Arrivé en fin de mercato à Monaco, Nabil Dirar s’est confié au quotidien L’Equipe. Ainsi, l’international marocain revient sur les conditions
de son transfert dont l’idée viendrait du nouveau directeur général du club asémiste, Filips Dhondt. « Monaco m’a fait une belle offre, ainsi qu’à
Bruges. C’a été très vite. Ils sont venus sur place, se sont mis d’accord avec Bruges, qui m’a appelé pour me dire que je devais descendre. La
Belgique, ça commençait à être la routine. Alors bon ! J’ai tout laissé pour venir jouer en L2, mais je ne regrette pas. »

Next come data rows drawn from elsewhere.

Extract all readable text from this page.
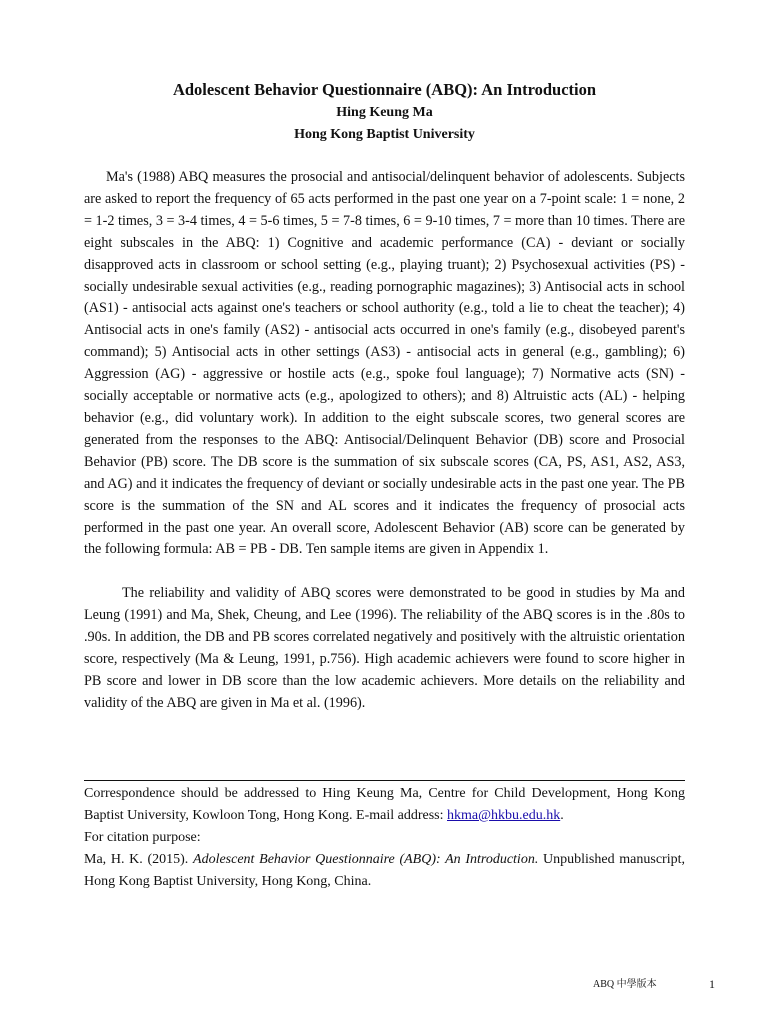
Adolescent Behavior Questionnaire (ABQ): An Introduction

Hing Keung Ma

Hong Kong Baptist University

Ma's (1988) ABQ measures the prosocial and antisocial/delinquent behavior of adolescents. Subjects are asked to report the frequency of 65 acts performed in the past one year on a 7-point scale: 1 = none, 2 = 1-2 times, 3 = 3-4 times, 4 = 5-6 times, 5 = 7-8 times, 6 = 9-10 times, 7 = more than 10 times. There are eight subscales in the ABQ: 1) Cognitive and academic performance (CA) - deviant or socially disapproved acts in classroom or school setting (e.g., playing truant); 2) Psychosexual activities (PS) - socially undesirable sexual activities (e.g., reading pornographic magazines); 3) Antisocial acts in school (AS1) - antisocial acts against one's teachers or school authority (e.g., told a lie to cheat the teacher); 4) Antisocial acts in one's family (AS2) - antisocial acts occurred in one's family (e.g., disobeyed parent's command); 5) Antisocial acts in other settings (AS3) - antisocial acts in general (e.g., gambling); 6) Aggression (AG) - aggressive or hostile acts (e.g., spoke foul language); 7) Normative acts (SN) - socially acceptable or normative acts (e.g., apologized to others); and 8) Altruistic acts (AL) - helping behavior (e.g., did voluntary work). In addition to the eight subscale scores, two general scores are generated from the responses to the ABQ: Antisocial/Delinquent Behavior (DB) score and Prosocial Behavior (PB) score. The DB score is the summation of six subscale scores (CA, PS, AS1, AS2, AS3, and AG) and it indicates the frequency of deviant or socially undesirable acts in the past one year. The PB score is the summation of the SN and AL scores and it indicates the frequency of prosocial acts performed in the past one year. An overall score, Adolescent Behavior (AB) score can be generated by the following formula: AB = PB - DB. Ten sample items are given in Appendix 1.

The reliability and validity of ABQ scores were demonstrated to be good in studies by Ma and Leung (1991) and Ma, Shek, Cheung, and Lee (1996). The reliability of the ABQ scores is in the .80s to .90s. In addition, the DB and PB scores correlated negatively and positively with the altruistic orientation score, respectively (Ma & Leung, 1991, p.756). High academic achievers were found to score higher in PB score and lower in DB score than the low academic achievers. More details on the reliability and validity of the ABQ are given in Ma et al. (1996).

Correspondence should be addressed to Hing Keung Ma, Centre for Child Development, Hong Kong Baptist University, Kowloon Tong, Hong Kong. E-mail address: hkma@hkbu.edu.hk.

For citation purpose:

Ma, H. K. (2015). Adolescent Behavior Questionnaire (ABQ): An Introduction. Unpublished manuscript, Hong Kong Baptist University, Hong Kong, China.

ABQ 中學版本	1
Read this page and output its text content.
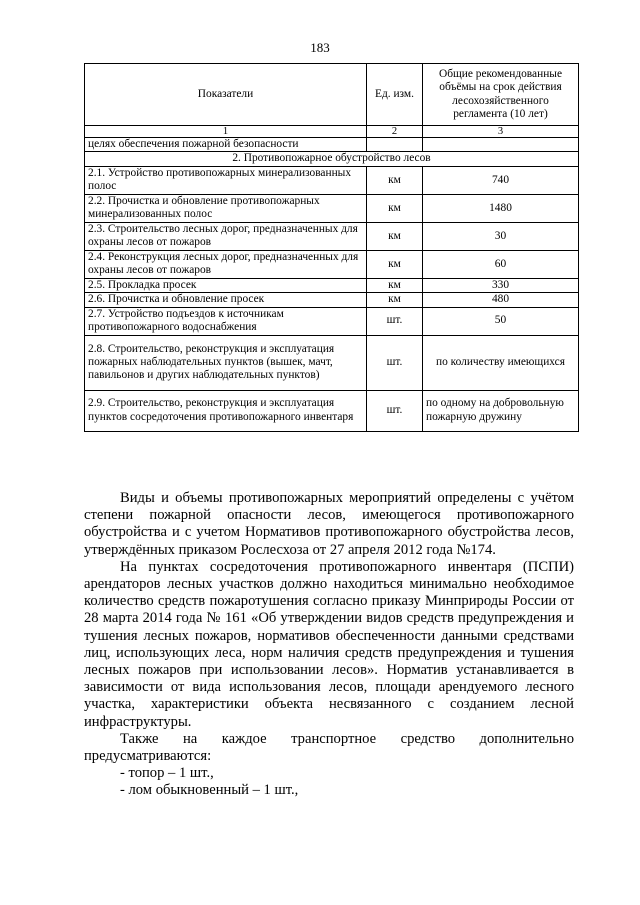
183
Показатели	Ед. изм.	Общие рекомендованные объёмы на срок действия лесохозяйственного регламента (10 лет)
1	2	3
целях обеспечения пожарной безопасности		
2. Противопожарное обустройство лесов		
2.1. Устройство противопожарных минерализованных полос	км	740
2.2. Прочистка и обновление противопожарных минерализованных полос	км	1480
2.3. Строительство лесных дорог, предназначенных для охраны лесов от пожаров	км	30
2.4. Реконструкция лесных дорог, предназначенных для охраны лесов от пожаров	км	60
2.5. Прокладка просек	км	330
2.6. Прочистка и обновление просек	км	480
2.7. Устройство подъездов к источникам противопожарного водоснабжения	шт.	50
2.8. Строительство, реконструкция и эксплуатация пожарных наблюдательных пунктов (вышек, мачт, павильонов и других наблюдательных пунктов)	шт.	по количеству имеющихся
2.9. Строительство, реконструкция и эксплуатация пунктов сосредоточения противопожарного инвентаря	шт.	по одному на добровольную пожарную дружину

Виды и объемы противопожарных мероприятий определены с учётом степени пожарной опасности лесов, имеющегося противопожарного обустройства и с учетом Нормативов противопожарного обустройства лесов, утверждённых приказом Рослесхоза от 27 апреля 2012 года №174.

На пунктах сосредоточения противопожарного инвентаря (ПСПИ) арендаторов лесных участков должно находиться минимально необходимое количество средств пожаротушения согласно приказу Минприроды России от 28 марта 2014 года № 161 «Об утверждении видов средств предупреждения и тушения лесных пожаров, нормативов обеспеченности данными средствами лиц, использующих леса, норм наличия средств предупреждения и тушения лесных пожаров при использовании лесов». Норматив устанавливается в зависимости от вида использования лесов, площади арендуемого лесного участка, характеристики объекта несвязанного с созданием лесной инфраструктуры.

Также на каждое транспортное средство дополнительно предусматриваются:

- топор – 1 шт.,

- лом обыкновенный – 1 шт.,
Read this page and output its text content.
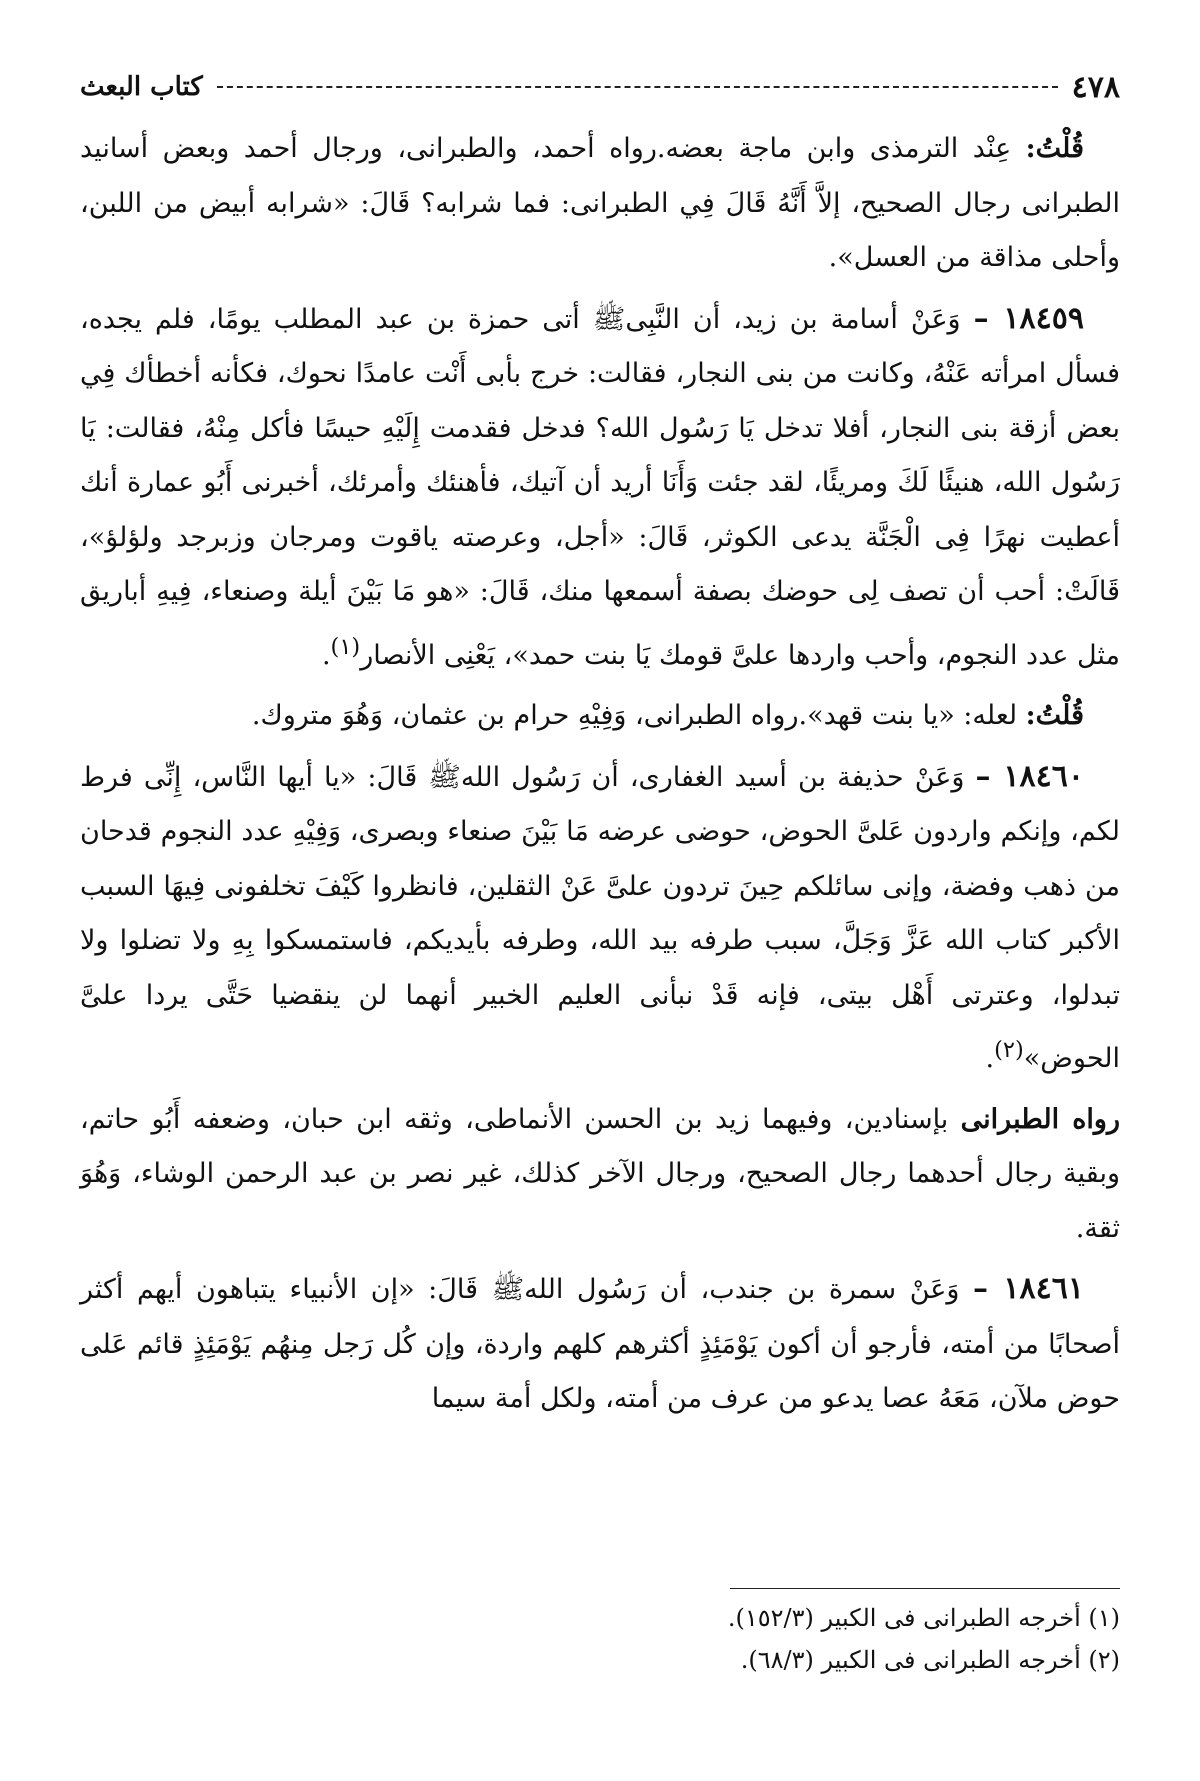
٤٧٨
كتاب البعث

قُلْتُ: عِنْد الترمذى وابن ماجة بعضه.رواه أحمد، والطبرانى، ورجال أحمد وبعض أسانيد الطبرانى رجال الصحيح، إلاَّ أَنَّهُ قَالَ فِي الطبرانى: فما شرابه؟ قَالَ: «شرابه أبيض من اللبن، وأحلى مذاقة من العسل».

١٨٤٥٩ – وَعَنْ أسامة بن زيد، أن النَّبِىﷺ أتى حمزة بن عبد المطلب يومًا، فلم يجده، فسأل امرأته عَنْهُ، وكانت من بنى النجار، فقالت: خرج بأبى أَنْت عامدًا نحوك، فكأنه أخطأك فِي بعض أزقة بنى النجار، أفلا تدخل يَا رَسُول الله؟ فدخل فقدمت إِلَيْهِ حيسًا فأكل مِنْهُ، فقالت: يَا رَسُول الله، هنيئًا لَكَ ومريئًا، لقد جئت وَأَنَا أريد أن آتيك، فأهنئك وأمرئك، أخبرنى أَبُو عمارة أنك أعطيت نهرًا فِى الْجَنَّة يدعى الكوثر، قَالَ: «أجل، وعرصته ياقوت ومرجان وزبرجد ولؤلؤ»، قَالَتْ: أحب أن تصف لِى حوضك بصفة أسمعها منك، قَالَ: «هو مَا بَيْنَ أيلة وصنعاء، فِيهِ أباريق مثل عدد النجوم، وأحب واردها علىَّ قومك يَا بنت حمد»، يَعْنِى الأنصار$^{(١)}$.

قُلْتُ: لعله: «يا بنت قهد».رواه الطبرانى، وَفِيْهِ حرام بن عثمان، وَهُوَ متروك.

١٨٤٦٠ – وَعَنْ حذيفة بن أسيد الغفارى، أن رَسُول اللهﷺ قَالَ: «يا أيها النَّاس، إِنِّى فرط لكم، وإنكم واردون عَلىَّ الحوض، حوضى عرضه مَا بَيْنَ صنعاء وبصرى، وَفِيْهِ عدد النجوم قدحان من ذهب وفضة، وإنى سائلكم حِينَ تردون علىَّ عَنْ الثقلين، فانظروا كَيْفَ تخلفونى فِيهَا السبب الأكبر كتاب الله عَزَّ وَجَلَّ، سبب طرفه بيد الله، وطرفه بأيديكم، فاستمسكوا بِهِ ولا تضلوا ولا تبدلوا، وعترتى أَهْل بيتى، فإنه قَدْ نبأنى العليم الخبير أنهما لن ينقضيا حَتَّى يردا علىَّ الحوض»$^{(٢)}$.

رواه الطبرانى بإسنادين، وفيهما زيد بن الحسن الأنماطى، وثقه ابن حبان، وضعفه أَبُو حاتم، وبقية رجال أحدهما رجال الصحيح، ورجال الآخر كذلك، غير نصر بن عبد الرحمن الوشاء، وَهُوَ ثقة.

١٨٤٦١ – وَعَنْ سمرة بن جندب، أن رَسُول اللهﷺ قَالَ: «إن الأنبياء يتباهون أيهم أكثر أصحابًا من أمته، فأرجو أن أكون يَوْمَئِذٍ أكثرهم كلهم واردة، وإن كُل رَجل مِنهُم يَوْمَئِذٍ قائم عَلى حوض ملآن، مَعَهُ عصا يدعو من عرف من أمته، ولكل أمة سيما

(١) أخرجه الطبرانى فى الكبير (١٥٢/٣).

(٢) أخرجه الطبرانى فى الكبير (٦٨/٣).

Pourtant, Bruges était toujours en course pour une qualification en Ligue Europa mais Dirar parle une nouvelle fois de son nouveau cadre de travail :
« Comme ici, c’est la belle vie, je suis super bien, il fait beau et, si on monte en L1 la saison prochaine, ce sera encore trois fois mieux ! »
Si techniquement, il jouit d’une belle réputation, il nie être un joueur individualiste : « J’aime bien le ballon, mais je ne suis pas égoïste. Je
vais assez vite et, grâce au Futsal, pratiqué jeune, je suis un bon technicien. »
Inconnu du grand public français, Dirar est également précédé d’une réputation sulfureuse. Celui qui affirmait il y a à peine quelques mois « je suis
un peu fou dans ma tête » évoque son caractère : « Sang chaud, mauvais perdant : quand on perd, ça ne passe pas et je me suis pris la tête avec
quelques joueurs. » Il revient notamment sur l’épisode où il avait mordu un adversaire en plein match : « Oui, mais je le connais, on s’amusait. Je ne
suis quand même pas Mike Tyson. »
Bientôt papa et accompagné d’un coach mental, Dirar affirme avoir mûri et évolué dans sa manière d’être : « La tempête s’est un peu calmée. Je suis
venu ici pour jouer à terme en L1, progresser et faire de belles choses à Monaco ». Présent dans le groupe pour le déplacement à Angers avant que le
match ne soit reporté, Nabil Dirar pourrait effectuer ses grands débuts avec le maillot monégasque ce lundi, pour la réception de Bastia.